Büffelt den Widerstand!

Proteste gegen Studiengebühren von steffen falk

Wenn jemand, der einen Polizeiübergriff am eigenen Leib erfahren hat, sich wegen übertriebener Härte beschwert, fragt sich der aufmerksame Zuhörer zu Recht, wie viel Härte denn genehm gewesen wäre. Viele Demons­tranten machen bei den Protesten gegen Studiengebühren zum ersten Mal einschlägige Erfahrungen mit der Staatsgewalt.
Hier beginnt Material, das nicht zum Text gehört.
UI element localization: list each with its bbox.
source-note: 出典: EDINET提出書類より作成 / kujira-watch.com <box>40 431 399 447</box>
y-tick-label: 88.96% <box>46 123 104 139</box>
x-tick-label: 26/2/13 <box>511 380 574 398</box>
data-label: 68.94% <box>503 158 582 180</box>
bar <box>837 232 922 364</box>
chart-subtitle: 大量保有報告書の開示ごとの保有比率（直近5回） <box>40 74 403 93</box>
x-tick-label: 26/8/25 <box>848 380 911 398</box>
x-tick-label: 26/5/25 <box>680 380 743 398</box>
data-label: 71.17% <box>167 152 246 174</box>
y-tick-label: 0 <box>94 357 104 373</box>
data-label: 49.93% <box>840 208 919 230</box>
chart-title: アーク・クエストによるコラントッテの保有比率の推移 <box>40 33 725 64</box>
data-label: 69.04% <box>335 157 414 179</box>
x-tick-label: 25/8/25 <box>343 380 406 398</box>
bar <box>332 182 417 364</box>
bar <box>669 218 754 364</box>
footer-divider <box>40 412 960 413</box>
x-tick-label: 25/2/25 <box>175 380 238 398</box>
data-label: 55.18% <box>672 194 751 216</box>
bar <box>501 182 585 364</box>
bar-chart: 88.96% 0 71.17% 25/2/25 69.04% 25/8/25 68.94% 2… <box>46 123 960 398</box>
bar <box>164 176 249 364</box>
Zuletzt wurden am Donnerstag voriger Woche nach einer Großdemonstration in Frankfurt am Main 220 Personen festgenommen, die u. a. eine Autobahn blockiert haben sollen. Die Betroffenen kritisieren häufig eine angebliche Maßlosigkeit, stellen aber nicht den Sinn und Zweck der Bereitschafts- und der Bundespolizei infrage. Eben noch mit den »Kommunikatoren« Fußball gespielt und nun Pfefferspray in den Augen, wie konnte das passieren?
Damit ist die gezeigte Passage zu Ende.